Some Generalizations of Fedorchuk Duality Theorem -- I

TL;DR

This paper extends Fedorchuk's duality theorem to four categories of locally compact Hausdorff spaces with various classes of morphisms, establishing new Stone-type dualities and equivalences for these categories.

Contribution

It generalizes Fedorchuk's duality theorem to multiple categories with different morphisms, including a duality for all compact Hausdorff spaces with open maps.

Findings

Proves duality theorems for four categories of locally compact Hausdorff spaces.

Establishes equivalence theorems for these categories.
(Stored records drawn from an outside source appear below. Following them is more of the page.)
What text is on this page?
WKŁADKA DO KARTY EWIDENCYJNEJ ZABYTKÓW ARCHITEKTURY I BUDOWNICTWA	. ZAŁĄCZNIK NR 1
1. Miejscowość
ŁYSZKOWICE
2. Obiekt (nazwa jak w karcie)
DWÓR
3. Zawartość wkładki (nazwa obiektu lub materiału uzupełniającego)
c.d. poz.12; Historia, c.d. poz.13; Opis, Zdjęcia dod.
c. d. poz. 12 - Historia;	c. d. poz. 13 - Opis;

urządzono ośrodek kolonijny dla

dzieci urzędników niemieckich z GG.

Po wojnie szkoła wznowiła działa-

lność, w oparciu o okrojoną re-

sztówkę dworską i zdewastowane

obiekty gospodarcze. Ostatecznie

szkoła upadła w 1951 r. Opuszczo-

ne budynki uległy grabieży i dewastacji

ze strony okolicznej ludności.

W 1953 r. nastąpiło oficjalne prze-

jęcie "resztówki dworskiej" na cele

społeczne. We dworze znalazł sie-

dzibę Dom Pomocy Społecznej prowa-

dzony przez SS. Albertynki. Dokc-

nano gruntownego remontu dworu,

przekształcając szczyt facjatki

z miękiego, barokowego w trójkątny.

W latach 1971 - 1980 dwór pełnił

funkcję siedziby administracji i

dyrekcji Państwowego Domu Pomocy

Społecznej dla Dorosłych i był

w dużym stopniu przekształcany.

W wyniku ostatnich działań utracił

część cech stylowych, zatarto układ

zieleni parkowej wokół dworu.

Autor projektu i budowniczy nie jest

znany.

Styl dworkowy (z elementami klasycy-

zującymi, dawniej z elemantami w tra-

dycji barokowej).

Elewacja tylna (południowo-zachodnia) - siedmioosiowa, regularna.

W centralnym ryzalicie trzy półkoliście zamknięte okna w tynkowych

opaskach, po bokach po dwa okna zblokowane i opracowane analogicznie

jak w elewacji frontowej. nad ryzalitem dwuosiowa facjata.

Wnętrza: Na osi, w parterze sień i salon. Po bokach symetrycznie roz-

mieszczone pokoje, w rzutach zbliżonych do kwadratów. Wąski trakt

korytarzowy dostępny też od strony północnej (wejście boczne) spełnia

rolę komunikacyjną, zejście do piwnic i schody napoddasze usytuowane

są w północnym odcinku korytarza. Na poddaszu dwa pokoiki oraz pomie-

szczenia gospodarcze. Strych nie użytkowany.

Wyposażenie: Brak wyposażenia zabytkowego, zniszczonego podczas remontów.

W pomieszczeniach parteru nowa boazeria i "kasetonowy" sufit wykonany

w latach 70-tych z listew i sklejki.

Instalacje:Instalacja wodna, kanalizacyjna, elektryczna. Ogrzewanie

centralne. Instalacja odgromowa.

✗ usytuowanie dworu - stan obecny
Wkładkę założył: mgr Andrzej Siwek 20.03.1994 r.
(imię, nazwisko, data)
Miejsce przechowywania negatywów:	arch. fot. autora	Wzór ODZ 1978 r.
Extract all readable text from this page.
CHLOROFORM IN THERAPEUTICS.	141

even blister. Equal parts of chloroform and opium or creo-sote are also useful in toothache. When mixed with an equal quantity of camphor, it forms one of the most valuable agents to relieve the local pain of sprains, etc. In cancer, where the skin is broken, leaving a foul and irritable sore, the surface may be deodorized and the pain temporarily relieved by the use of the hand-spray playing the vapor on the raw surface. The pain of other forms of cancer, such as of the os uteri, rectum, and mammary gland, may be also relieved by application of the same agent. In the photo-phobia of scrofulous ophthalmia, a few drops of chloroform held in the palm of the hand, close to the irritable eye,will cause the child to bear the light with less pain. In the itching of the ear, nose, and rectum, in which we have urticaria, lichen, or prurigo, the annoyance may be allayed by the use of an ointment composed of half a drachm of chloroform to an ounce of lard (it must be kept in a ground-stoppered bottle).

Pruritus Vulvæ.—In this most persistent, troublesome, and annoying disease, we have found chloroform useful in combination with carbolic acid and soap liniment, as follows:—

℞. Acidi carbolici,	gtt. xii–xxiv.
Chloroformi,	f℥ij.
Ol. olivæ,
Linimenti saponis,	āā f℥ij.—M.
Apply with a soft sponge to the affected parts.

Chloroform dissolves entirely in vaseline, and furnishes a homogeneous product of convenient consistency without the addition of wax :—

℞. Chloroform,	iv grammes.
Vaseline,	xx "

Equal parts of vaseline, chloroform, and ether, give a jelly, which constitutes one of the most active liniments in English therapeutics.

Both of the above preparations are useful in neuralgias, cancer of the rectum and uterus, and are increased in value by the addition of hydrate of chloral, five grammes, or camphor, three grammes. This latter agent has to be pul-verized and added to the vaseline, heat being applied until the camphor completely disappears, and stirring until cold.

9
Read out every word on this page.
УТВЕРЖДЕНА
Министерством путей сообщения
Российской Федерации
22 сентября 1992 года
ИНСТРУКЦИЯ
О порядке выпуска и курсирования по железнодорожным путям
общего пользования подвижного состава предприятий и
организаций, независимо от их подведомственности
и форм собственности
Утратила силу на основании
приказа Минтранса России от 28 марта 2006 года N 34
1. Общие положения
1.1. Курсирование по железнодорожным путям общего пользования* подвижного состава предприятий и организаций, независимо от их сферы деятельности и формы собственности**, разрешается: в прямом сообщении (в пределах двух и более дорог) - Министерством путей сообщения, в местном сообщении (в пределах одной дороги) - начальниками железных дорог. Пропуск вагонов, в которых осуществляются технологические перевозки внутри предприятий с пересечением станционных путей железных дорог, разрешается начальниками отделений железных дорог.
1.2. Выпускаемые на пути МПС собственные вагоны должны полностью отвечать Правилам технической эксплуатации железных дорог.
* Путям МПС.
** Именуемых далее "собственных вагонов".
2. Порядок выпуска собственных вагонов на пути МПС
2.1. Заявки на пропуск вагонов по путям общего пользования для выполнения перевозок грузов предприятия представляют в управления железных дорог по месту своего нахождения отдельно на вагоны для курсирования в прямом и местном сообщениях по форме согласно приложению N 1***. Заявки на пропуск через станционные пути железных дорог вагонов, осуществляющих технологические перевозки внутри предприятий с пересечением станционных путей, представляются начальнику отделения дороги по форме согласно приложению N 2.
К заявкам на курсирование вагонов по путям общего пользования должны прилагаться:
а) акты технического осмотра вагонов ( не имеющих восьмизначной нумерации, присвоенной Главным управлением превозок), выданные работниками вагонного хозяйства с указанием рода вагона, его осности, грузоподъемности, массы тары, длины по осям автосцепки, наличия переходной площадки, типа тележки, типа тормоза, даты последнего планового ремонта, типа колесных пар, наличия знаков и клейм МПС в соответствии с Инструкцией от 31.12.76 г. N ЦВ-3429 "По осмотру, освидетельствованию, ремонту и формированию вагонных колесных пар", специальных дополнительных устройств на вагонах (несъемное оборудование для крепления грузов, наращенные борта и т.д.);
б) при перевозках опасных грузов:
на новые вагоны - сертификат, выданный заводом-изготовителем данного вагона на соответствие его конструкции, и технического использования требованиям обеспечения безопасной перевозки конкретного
Provides versions for subcategories of connected spaces.

Abstract

Generalizing Duality Theorem of V. V. Fedorchuk, we prove Stone-type duality theorems for the following four categories: all of them have as objects the locally compact Hausdorff spaces, and their morphisms are, respectively, the continuous skeletal maps, the quasi-open perfect maps, the open maps, the open perfect maps. In particular, a Stone-type duality theorem for the category of all compact Hausdorff spaces and all open maps between them is proved. We also obtain equivalence theorems for these four categories. The versions of these theorems for the full subcategories of these categories having as objects all locally compact connected Hausdorff spaces are formulated as well.